Bir ara izlemeye niyetlendim. Tam başlayacakken vazgeçip başka diziler izledim. Bu tanıtımdan sonra kesinlikle şans vereceğim Eline sağlık @unfortr
Morse’un, birbirleriyle ne alakası olduğunu çözmeye çalıştığımız olayları puzzle gibi bir araya getirmesini izlemekten çok keyif alıyorum. Beni her defasında şaşırtmayı başarıyor. Operadan anlamam ama dizinin müzik seçimi çok başarılı. Morse, ne zaman taksa ve çalmaya başlasa plağı, ben de sesi yükseltip dinliyorum. Adamın zekası başkalarıyla iletişim kurması konusunda zaten problemler yaratırken, 60’lar İngiltere’sinde, kendi yaşıtlarının dinlediği şarkıları düşününce, daha da problemler yaşamaması beklenemezdi. Her şeyiyle farklı bir adam.

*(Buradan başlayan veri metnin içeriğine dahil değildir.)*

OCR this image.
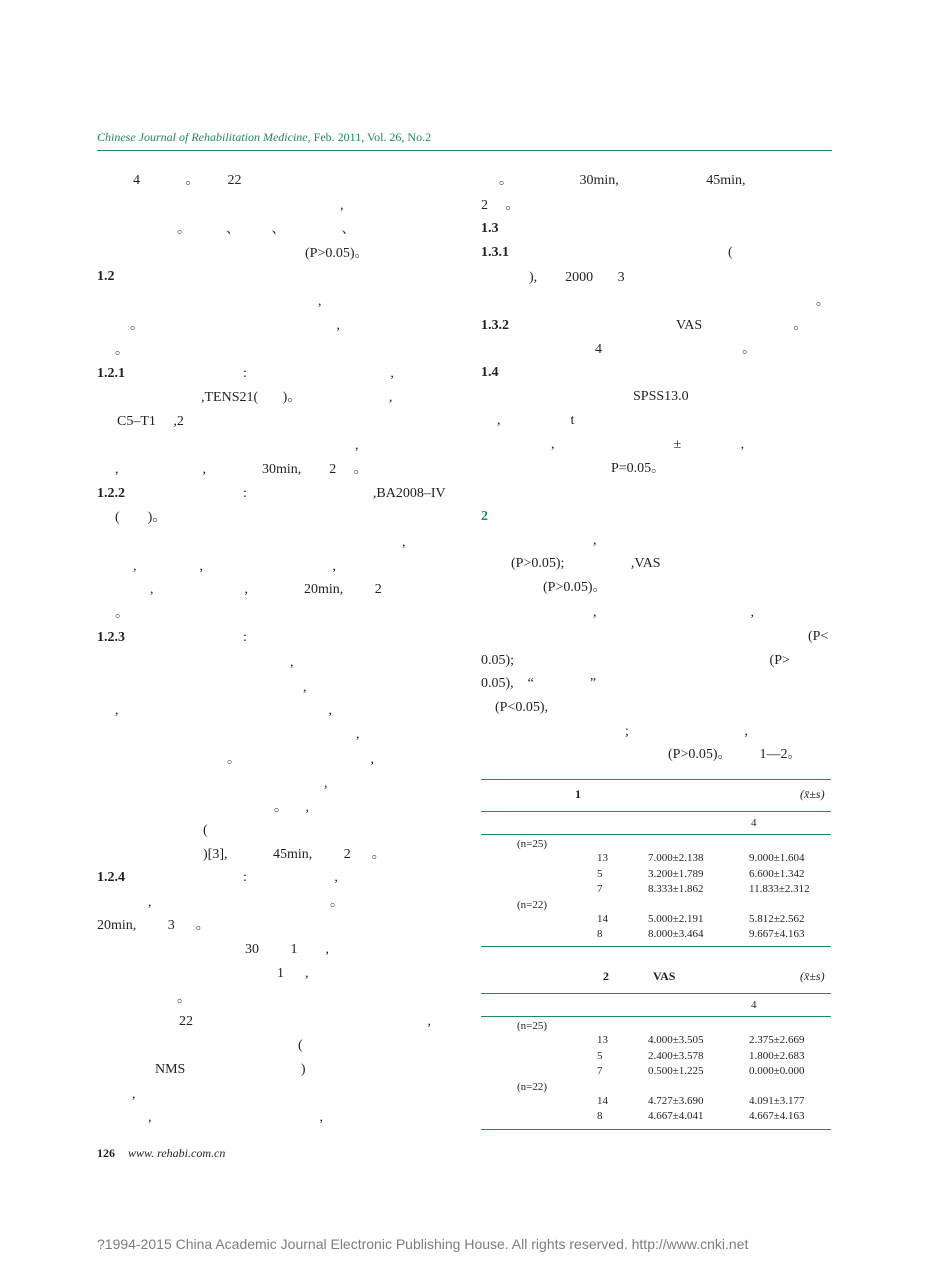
Chinese Journal of Rehabilitation Medicine, Feb. 2011, Vol. 26, No.2
4             。        22
,
。          、         、                、
(P>0.05)。
1.2
,
。                                                       ,
。
1.2.1	:                                         ,
,TENS21(       )。                         ,
C5–T1     ,2
,
,                        ,                30min,        2     。
1.2.2	:                                    ,BA2008–IV
(        )。
,
,                  ,                                     ,
,                          ,                20min,         2
。
1.2.3	:
,
,
,                                                            ,
,
。                                     ,
,
。     ,
(
)[3],             45min,         2      。
1.2.4	:                         ,
,                                                   。
20min,         3      。
30         1        ,
1      ,
。
22                                                                   ,
(
NMS                                 )
,
,                                                ,
。                   30min,                         45min,
2     。
1.3
1.3.1	(
),        2000       3
。
1.3.2	VAS                          。
4                                        。
1.4
SPSS13.0
,                    t
,                                  ±                 ,
P=0.05。
2
,
(P>0.05);                   ,VAS
(P>0.05)。
,                                            ,
(P<
0.05);                                                                         (P>
0.05),    “                ”
(P<0.05),
;                                 ,
(P>0.05)。        1—2。
1	(x̄±s)
4
(n=25)
13	7.000±2.138	9.000±1.604
5	3.200±1.789	6.600±1.342
7	8.333±1.862	11.833±2.312
(n=22)
14	5.000±2.191	5.812±2.562
8	8.000±3.464	9.667±4.163
2	VAS	(x̄±s)
4
(n=25)
13	4.000±3.505	2.375±2.669
5	2.400±3.578	1.800±2.683
7	0.500±1.225	0.000±0.000
(n=22)
14	4.727±3.690	4.091±3.177
8	4.667±4.041	4.667±4.163
126 www. rehabi.com.cn
?1994-2015 China Academic Journal Electronic Publishing House. All rights reserved. http://www.cnki.net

Başkomiser Bright’ın mıy mıy mıy konuşmalarına ve Morse’a davranışlarına sinir olsam da, arada kendisine gülmüyor değilim
Thursday olmasa Morse ne yapardı merak ediyorum.
bir baba gibi Morse’u koruyup kolluyor. Umarım gelecek sezonlarda başına bir iş gelmemiştir.
90 dakikanın su gibi akıp gittiği güzel bir polisiye dizi. Türü ve dönem dizilerini sevenler sakın kaçırmasın.
Ellerine sağlık @unfortr, her zamanki gibi keyifle okudum.
çok güzel bir diziymiş bu… tanıtım için teşekkürler.
3. sezonu olacak mı?
@sebnem: Olacak. 3 Ocak’ta başlıyor 3. sezon
Bu bölümün konuk oyuncu seçimini begendim. The Borgias bitti biteli bir yerlerde rast gelmemistim.
Bu bolum fena halde bir filme selam cakmis ama filmin ismini yazsam direk ispiyon olacak. Dugumun cozuldugu son on dakikayi izledikten sonra benim gibi hisseden buraya bir yaziversin.
Dizi zaten polisiye tarafi oldukca doyurucu akarken, diger yandan da degme donem dizilerine tas cikartan kalitede ilerlemeye devam ediyor. Bu ilk bolum bu yonden dizinin zirvesi olmus.
Sherlock’un baş döndürücü temposundan sonra morse’un dinginliği çok iyi geldi.dizi tek kelimeyle harika. Dönemin oxfordunu ve atmosferini çok iyi yansıtmışlar. Karakterler ayrı bir güzel işlenmiş. 4.sezon onayını alması en güzel haberlerden biri. 1960’lı yılların havası ortamı…zeka ve olay kurgusu ise tam bu türü sevenler için.kaçırmayın izleyin.bağımlılık yapıyor.
İlk 2 bölümden daha iyiydi.
Ayrıca
Bu sezonu 1 aydır falan izlemeye çalışıyorum. Niyeyse hep tıkanıyorum bölüm ortalarında. Bir bölümü 3 güne yayarak izlediğim oldu. İlk 2 sezon Sherlock‘tan daha etkileyiciyken 3’üncü sezon yanına bile yaklaşamadı bunların. Bakalım finalde biraz toparlayabilecek mi.
Bu dizi çok kaliteli olmasına rağmen sitede pek izleyeni olmayan dizilerden galiba. Dizi kendini çok konuşturmadığından da bu böyle devam ediyor. Benim diziye geç başlamam da biraz bu yüzden.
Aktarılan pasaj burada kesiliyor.